Some things just go together -- and the obvious accompaniment to food is drink. Welcome to Booze52, in which we explore all manner of libations, from A to Z, that do much more than just wash down a meal.
Today: Toast the New Year, with a twist.
C is for Champagne Cocktail, which comes after M for Milk Punch in our world. It’s the holiday season, and we can drink what we want, right? New Year's just isn’t the same without a toast.
From its translucent gold color to the tingle of its bubbles, champagne is made for celebrations. Legend has it that after Dom Perignon, a 17th-century Benedictine monk, stumbled upon the method for creating those wonderful bubbles, he declared, “Come quickly brothers, I am tasting the stars!” Champagne immediately became the drink of royalty and its de rigueur ceremonies.
So when did people begin playing around with champagne cocktails? In fact, Mark Twain is credited with the first mention of one back in 1869 -- in those days, a splash of brandy, a bit of sugar, and a drop or two of bitters went into the mix. Today’s classic just requires champagne poured over a bitters-soaked sugar cube. That’s it! (A gift for the tinkerers, and for your wallets: any drinkable sparkling wine will do.)
1 sugar cube
3-5 dashes Angostura bitters
6 ounces sparkling wine or champagne
Lemon peel for garnish
Sprinkle sugar cube with a few good splashes of Angostura bitters and place at the bottom of a champagne flute. Fill glass with champagne; garnish with lemon twist.
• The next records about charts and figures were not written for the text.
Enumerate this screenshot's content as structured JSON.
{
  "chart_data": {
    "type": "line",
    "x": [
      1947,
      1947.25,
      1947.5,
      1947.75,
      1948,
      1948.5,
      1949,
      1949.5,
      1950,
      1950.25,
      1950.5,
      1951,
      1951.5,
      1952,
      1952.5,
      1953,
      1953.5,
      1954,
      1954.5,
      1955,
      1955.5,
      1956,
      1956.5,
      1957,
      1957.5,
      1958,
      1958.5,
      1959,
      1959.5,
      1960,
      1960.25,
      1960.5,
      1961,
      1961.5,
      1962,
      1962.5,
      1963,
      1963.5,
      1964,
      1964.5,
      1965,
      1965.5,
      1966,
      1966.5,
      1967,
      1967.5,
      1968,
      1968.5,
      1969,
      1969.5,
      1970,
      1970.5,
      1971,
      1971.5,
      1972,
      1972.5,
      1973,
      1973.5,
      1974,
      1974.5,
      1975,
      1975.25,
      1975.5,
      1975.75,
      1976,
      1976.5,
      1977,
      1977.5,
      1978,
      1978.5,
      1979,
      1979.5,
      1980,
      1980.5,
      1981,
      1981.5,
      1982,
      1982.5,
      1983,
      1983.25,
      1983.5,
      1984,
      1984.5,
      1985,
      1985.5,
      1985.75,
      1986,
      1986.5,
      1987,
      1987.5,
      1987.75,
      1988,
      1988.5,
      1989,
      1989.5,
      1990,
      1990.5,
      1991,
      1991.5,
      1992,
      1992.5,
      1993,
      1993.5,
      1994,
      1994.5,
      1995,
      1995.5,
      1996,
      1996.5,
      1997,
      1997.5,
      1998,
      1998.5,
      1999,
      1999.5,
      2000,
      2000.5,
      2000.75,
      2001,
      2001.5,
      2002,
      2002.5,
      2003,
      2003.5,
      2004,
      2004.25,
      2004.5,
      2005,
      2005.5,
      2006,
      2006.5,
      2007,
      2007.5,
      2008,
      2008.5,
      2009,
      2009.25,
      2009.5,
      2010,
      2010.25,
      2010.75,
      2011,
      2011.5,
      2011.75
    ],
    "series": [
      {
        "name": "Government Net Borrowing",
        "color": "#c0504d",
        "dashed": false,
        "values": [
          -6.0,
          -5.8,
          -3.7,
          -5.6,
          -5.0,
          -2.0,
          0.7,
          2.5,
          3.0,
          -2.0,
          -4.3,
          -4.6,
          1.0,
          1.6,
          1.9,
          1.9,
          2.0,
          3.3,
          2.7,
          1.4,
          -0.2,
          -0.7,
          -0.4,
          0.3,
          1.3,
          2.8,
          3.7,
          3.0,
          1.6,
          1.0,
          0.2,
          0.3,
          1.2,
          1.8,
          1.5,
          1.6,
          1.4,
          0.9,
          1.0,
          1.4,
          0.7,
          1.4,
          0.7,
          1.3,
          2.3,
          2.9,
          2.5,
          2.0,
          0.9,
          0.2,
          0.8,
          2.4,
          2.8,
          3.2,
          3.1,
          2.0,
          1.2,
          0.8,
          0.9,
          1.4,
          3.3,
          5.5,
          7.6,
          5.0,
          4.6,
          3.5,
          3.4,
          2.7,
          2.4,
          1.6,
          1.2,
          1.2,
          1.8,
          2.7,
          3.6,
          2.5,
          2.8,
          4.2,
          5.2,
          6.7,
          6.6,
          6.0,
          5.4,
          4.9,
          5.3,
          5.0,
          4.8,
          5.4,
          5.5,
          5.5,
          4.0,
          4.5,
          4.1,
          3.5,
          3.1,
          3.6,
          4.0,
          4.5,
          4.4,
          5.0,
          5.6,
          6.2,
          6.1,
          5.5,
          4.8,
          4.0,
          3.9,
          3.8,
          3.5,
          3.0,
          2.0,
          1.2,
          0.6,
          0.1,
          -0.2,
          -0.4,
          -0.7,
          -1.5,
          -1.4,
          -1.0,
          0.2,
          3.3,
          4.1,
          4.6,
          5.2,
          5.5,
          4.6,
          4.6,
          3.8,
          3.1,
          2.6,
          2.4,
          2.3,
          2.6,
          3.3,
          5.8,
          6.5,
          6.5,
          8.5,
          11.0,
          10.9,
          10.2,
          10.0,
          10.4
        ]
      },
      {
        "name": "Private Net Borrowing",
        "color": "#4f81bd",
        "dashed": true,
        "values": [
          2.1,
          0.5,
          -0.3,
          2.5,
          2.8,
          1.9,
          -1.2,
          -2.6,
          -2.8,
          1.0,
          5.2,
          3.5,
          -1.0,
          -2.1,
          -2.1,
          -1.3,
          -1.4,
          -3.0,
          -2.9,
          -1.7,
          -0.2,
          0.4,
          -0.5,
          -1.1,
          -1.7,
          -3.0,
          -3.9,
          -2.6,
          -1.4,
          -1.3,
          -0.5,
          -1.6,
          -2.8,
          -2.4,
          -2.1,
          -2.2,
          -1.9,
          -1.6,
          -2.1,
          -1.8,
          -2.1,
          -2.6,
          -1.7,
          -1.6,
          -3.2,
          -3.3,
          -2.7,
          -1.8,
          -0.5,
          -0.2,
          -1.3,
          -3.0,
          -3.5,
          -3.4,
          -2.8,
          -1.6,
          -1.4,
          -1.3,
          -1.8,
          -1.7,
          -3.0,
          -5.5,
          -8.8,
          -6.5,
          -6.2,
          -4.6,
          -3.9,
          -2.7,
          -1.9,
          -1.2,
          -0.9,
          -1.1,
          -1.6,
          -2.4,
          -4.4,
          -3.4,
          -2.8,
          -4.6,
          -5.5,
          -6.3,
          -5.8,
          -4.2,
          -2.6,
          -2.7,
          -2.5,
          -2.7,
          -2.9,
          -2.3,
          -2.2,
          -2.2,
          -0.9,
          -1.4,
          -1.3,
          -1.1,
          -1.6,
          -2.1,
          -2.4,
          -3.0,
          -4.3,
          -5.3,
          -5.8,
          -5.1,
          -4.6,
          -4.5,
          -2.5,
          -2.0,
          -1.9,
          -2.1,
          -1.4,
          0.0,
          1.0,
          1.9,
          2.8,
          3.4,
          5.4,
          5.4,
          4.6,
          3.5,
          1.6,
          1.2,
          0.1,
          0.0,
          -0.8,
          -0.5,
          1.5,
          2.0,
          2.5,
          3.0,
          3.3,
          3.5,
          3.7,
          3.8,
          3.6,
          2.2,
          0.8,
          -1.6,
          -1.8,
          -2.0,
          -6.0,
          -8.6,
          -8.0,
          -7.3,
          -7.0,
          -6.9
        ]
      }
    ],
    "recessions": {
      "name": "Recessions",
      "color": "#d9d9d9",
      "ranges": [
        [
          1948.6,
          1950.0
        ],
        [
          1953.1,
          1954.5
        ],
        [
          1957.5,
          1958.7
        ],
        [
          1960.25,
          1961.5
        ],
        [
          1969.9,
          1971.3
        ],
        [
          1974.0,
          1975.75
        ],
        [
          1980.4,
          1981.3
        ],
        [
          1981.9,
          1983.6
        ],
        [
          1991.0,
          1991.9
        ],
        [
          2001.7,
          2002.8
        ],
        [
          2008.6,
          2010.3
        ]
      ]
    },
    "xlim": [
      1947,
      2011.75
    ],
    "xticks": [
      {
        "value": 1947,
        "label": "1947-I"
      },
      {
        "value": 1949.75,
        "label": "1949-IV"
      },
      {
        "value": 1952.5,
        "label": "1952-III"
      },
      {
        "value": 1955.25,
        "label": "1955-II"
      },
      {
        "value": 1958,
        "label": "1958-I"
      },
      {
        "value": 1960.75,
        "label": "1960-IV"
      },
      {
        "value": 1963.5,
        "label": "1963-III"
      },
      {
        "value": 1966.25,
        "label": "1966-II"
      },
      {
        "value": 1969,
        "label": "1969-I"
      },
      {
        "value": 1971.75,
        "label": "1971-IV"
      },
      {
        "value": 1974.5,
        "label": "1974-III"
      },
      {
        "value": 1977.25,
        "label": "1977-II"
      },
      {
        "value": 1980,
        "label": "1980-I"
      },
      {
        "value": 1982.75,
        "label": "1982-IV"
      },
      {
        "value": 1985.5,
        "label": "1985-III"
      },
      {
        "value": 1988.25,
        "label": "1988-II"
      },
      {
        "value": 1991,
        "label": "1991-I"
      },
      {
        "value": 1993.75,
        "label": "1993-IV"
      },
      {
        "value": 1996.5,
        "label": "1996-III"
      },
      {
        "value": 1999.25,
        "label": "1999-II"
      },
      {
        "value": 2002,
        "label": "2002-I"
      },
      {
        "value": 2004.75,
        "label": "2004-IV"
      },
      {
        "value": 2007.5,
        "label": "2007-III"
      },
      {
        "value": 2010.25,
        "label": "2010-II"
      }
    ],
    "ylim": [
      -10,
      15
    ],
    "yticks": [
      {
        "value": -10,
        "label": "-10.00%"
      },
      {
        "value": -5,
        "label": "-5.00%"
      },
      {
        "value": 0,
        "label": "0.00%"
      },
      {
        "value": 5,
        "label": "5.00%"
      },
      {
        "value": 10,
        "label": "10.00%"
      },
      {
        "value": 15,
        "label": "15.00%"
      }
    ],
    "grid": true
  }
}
To master the art of lemon twists, watch our how-to.
• Be sure to use a champagne or sparkling wine you would drink straight. For a true champagne that won’t completely wipe out your beverage budget for the month, consider NV Philippe Prié Champagne Brut Tradition.
• Use a flute -- heirloom coupes are lovely, but alas, champagne holds its effervescence much better in a slim flute. Save your coupes for drinks that aren’t so touchy.
To Mimosas … and Beyond!
A mimosa made with fresh-squeezed orange juice and sparkling wine is a thing of beauty, but it wouldn’t hurt to branch out a little. Some party-worthy variations:
• The Poinsettia is one part cranberry juice to four parts champagne. Try rimming the glass with colored sugar before mixing.
• Experiment with your favorite liqueur -- I love pomegranate, but creme de violette works well, too. Pour an ounce into your flute, and top the rest with wine.